Under Hustoj, through the judge_client call SIM to achieve the similarity of the judgment process, all the discriminant database from the server side each storage of the AC code, such as the number 1000 of the AC code is stored in the Data/1000/ac folder. The results identified by Sim can also be changed by modifying the debug in judge_client.cc and judged.cc to 1 and recompiling the two files, copying the resulting. exe file to the/usr/bin folder, and restarting the judged process. The results of the SIM output are saved in the sim file in/home/judge/run0. Of course, you can also modify the/fps/core/sim under the sim.sh file code, the discriminant results in different forms output to the development position.

The lexical analysis of Python language, in fact, is quite simple, only need to rewrite the pythonlang.l file on it. The first step is to modify the recognition reserved word because the reserved word in the SIM calculation similarity rule is larger than the normal identifier. The second step is to identify useless information such as comments, spaces, line breaks, tab stops, and so on. Python annotations are divided into two types: single-line-basedcomments are identified by singlelinecom ("#". *), and Segment-basedannotations are rewritten by overriding the Multilinecom ("'" "(. | \) *) can also be implemented. Finally, put the pythonlang.l file into the corresponding Sim folder, modify the Makefile file, add the Python compilation generated sim_py executable, copy to/usr/bin, verify. In the initial commissioning, the command line can be used to verify that the./sim_py-p 1.py 2.py |grep ^1.py|awk ' {print $4} ' output discriminant results. It is important to note that Hustoj only supports similarity discrimination in 5 languages by default, so adding a new language requires 2268 lines in the judge_client.cc program &&lang<5 this sentence to be deleted.

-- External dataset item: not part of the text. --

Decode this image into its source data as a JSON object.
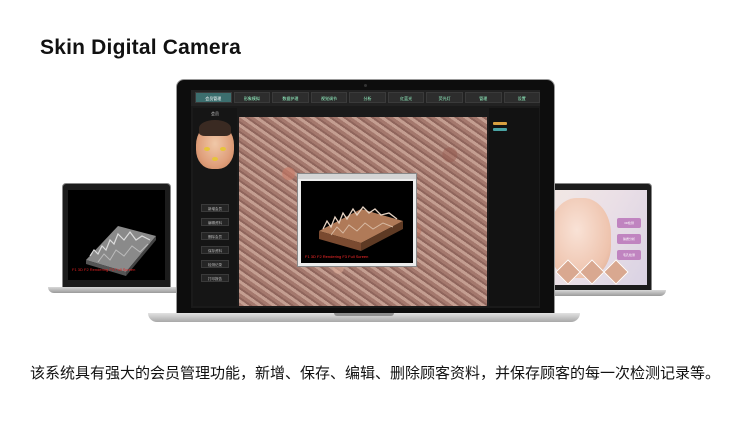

The two procedures for running a discriminant are as follows:

File 1:

###################
‘‘‘
Ldf:a+b
‘‘‘
Import Sys
For line in Sys.stdin:
b = Line.split ()
print int (b[0]) + int (b[1])

File 2:

Import Sys
For line in Sys.stdin:
A = Line.split ()
print int (a[0]) + int (a[1])


The result shows that the similarity between file 1 and file 2 is 100%.

Similarity discrimination of Python program based on SIM

Related Article

Contact Us

The content source of this page is from Internet, which doesn't represent Alibaba Cloud's opinion; products and services mentioned on that page don't have any relationship with Alibaba Cloud. If the content of the page makes you feel confusing, please write us an email, we will handle the problem within 5 days after receiving your email.

If you find any instances of plagiarism from the community, please send an email to: info-contact@alibabacloud.com and provide relevant evidence. A staff member will contact you within 5 working days.

A Free Trial That Lets You Build Big!

Start building with 50+ products and up to 12 months usage for Elastic Compute Service

  • Sales Support

    1 on 1 presale consultation

  • After-Sales Support

    24/7 Technical Support 6 Free Tickets per Quarter Faster Response

  • Alibaba Cloud offers highly flexible support services tailored to meet your exact needs.